"Polymer conformation, Dynamics, and Morphology"

“聚合物构象、动力学和形态”

• 批准号: 6429-2012
• 负责人: Winnik, Mitchell
• 金额: $ 12.46万
• 依托单位: University of Toronto
• 依托单位国家: 加拿大
• 项目类别: Discovery Grants Program - Individual
• 财政年份: 2016
• 资助国家: 加拿大
• 起止时间: 2016-01-01 至 2017-12-31
• 项目状态: 已结题
• 来源: https://www.nserc-crsng.gc.ca/ase-oro/Details-Detailles_eng.asp?id=592841
• 关键词: Polymer; conformation; Dynamics; Morphology

My research is focused on developing new fundamental scientific knowledge about polymers as materials in areas where one can have an impact on modern technology. Much of our effort is devoted to the creation and study of polymer objects that form stable colloids in solution, with a well-defined shape and with nanometer or micrometer dimensions. In this proposal I describe two very different projects of this type. 1) Block copolymer micelles. Since 2007, we have published 5 seminal papers (with I. Manners) describing the formation of nanowire micelles in solution with unprecedented control of micelle dimensions. This work has changed our current understanding of the mechanism of block copolymer micelle formation, particularly when the core-forming polymer is crystalline. In these studies, polyferrocenylsilane (PFS) was the core-forming block, still the only type of block copolymer that can form nanowire micelles with a uniform and controllable length. Here I describe new experiments to provide a deeper mechanistic understanding of why and how such control of self-assembly is possible. This knowledge will be used to generalize this behavior to other block polymers in which the crystalline block is a conjugated polymer. These molecules should be able to form conducting nanowire micelles, with the possibility of incorporating them as interconnects in semiconductor devices. 2) In a second project, we will develop a new class of materials, thermostable microgels, as a supporting framework for DNA amplification (rolling circle or polymerase chain reaction thermocycling). Microgels are solvent-swollen crosslinked polymer particles. Many groups, including mine, study aqueous microgels for biological and other applications in the temperature range of 25-40 C, but there are only rare examples of microgels stable in water at high temperatures (60-100 C), and our microgels will have functional groups for attaching biological molecules such as DNA primers. With YF Li (McMaster) we will explore the use of these microgels for high temperature DNA amplification and DNA sequencing.

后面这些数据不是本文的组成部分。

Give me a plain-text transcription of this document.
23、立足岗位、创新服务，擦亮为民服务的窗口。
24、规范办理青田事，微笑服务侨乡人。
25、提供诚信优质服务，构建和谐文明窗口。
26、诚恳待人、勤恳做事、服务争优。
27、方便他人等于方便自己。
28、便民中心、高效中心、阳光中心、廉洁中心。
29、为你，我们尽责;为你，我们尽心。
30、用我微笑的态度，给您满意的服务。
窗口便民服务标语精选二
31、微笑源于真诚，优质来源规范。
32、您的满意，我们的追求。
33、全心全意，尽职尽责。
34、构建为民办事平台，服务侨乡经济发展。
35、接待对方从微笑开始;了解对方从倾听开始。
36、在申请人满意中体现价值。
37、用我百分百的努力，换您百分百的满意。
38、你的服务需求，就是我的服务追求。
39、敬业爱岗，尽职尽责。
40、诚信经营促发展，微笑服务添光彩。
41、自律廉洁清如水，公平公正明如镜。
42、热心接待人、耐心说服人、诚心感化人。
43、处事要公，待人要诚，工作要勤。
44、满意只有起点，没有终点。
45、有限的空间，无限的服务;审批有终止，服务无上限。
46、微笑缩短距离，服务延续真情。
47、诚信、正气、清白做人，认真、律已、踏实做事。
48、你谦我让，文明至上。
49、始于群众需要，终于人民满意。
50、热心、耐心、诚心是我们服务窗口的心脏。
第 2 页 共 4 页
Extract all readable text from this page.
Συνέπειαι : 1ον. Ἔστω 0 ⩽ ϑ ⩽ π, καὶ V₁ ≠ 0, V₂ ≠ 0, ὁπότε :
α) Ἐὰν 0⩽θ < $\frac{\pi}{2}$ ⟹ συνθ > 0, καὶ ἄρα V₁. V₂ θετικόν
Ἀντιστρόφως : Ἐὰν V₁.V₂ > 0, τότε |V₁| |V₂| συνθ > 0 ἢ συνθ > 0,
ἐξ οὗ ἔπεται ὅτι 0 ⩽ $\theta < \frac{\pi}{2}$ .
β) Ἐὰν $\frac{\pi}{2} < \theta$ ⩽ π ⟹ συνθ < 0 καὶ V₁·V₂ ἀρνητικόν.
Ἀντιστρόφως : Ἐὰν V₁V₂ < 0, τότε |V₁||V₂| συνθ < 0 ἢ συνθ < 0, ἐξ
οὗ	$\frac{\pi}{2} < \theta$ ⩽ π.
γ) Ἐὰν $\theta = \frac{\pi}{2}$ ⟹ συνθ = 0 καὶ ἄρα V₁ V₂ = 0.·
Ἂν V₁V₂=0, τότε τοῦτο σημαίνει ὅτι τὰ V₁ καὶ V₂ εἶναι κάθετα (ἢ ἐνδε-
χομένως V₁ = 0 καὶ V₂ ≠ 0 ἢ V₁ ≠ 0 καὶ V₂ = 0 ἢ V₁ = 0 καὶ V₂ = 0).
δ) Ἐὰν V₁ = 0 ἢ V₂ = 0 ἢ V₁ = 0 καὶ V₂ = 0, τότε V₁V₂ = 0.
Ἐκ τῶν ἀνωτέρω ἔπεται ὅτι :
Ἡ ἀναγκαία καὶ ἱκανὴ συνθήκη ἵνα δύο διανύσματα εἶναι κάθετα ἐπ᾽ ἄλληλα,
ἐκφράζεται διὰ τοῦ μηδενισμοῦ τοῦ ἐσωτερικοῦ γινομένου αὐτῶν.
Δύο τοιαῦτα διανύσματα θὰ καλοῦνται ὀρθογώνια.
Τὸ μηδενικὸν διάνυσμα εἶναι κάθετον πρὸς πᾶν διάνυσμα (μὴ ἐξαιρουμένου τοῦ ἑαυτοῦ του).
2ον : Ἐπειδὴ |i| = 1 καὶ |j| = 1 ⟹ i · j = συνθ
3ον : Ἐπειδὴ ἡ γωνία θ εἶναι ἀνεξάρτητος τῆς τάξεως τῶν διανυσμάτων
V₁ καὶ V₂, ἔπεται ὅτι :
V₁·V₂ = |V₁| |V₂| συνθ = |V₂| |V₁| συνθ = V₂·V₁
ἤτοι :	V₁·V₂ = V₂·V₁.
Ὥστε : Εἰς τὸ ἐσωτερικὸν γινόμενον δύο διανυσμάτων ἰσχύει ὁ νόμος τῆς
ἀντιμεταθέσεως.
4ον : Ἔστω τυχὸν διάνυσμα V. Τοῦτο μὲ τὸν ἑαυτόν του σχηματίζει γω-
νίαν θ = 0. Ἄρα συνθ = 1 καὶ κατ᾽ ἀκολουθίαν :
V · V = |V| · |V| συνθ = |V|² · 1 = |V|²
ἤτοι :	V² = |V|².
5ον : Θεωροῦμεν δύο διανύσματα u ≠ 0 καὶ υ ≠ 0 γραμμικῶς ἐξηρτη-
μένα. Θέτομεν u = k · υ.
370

我的研究重点是发展新的基础科学知识，聚合物作为材料的领域，一个人可以对现代技术产生影响。我们的大部分努力都致力于创造和研究聚合物物体，这些物体在溶液中形成稳定的胶体，具有明确的形状和纳米或微米尺寸。在这个建议中，我描述了这类的两个非常不同的项目。1)嵌段共聚物胶束。自2007年以来，我们发表了5篇具有开创性的论文（包括1 . Manners），描述了纳米线胶束在溶液中的形成，并对胶束尺寸进行了前所未有的控制。这项工作改变了我们目前对嵌段共聚物胶束形成机制的理解，特别是当成芯聚合物是结晶的时候。在这些研究中，聚二茂铁硅烷（PFS）是形成核的嵌段共聚物，仍然是唯一一种可以形成均匀可控长度的纳米线胶束的嵌段共聚物。在这里，我描述了新的实验，以提供更深入的机制理解为什么以及如何控制这种自组装是可能的。这一知识将用于推广这种行为到其他嵌段聚合物，其中晶体嵌段是共轭聚合物。这些分子应该能够形成导电的纳米线胶束，并有可能将它们作为半导体器件的互连。2)在第二个项目中，我们将开发一类新的材料，耐热微凝胶，作为DNA扩增（滚动圈或聚合酶链反应热循环）的支持框架。微凝胶是溶剂膨胀的交联聚合物颗粒。许多小组，包括我的小组，在25-40℃的温度范围内研究生物和其他应用的水微凝胶，但只有极少数例子表明微凝胶在高温（60-100℃）下在水中稳定，我们的微凝胶将具有用于连接生物分子（如DNA引物）的官能团。与YF李（麦克马斯特），我们将探索使用这些微凝胶进行高温DNA扩增和DNA测序。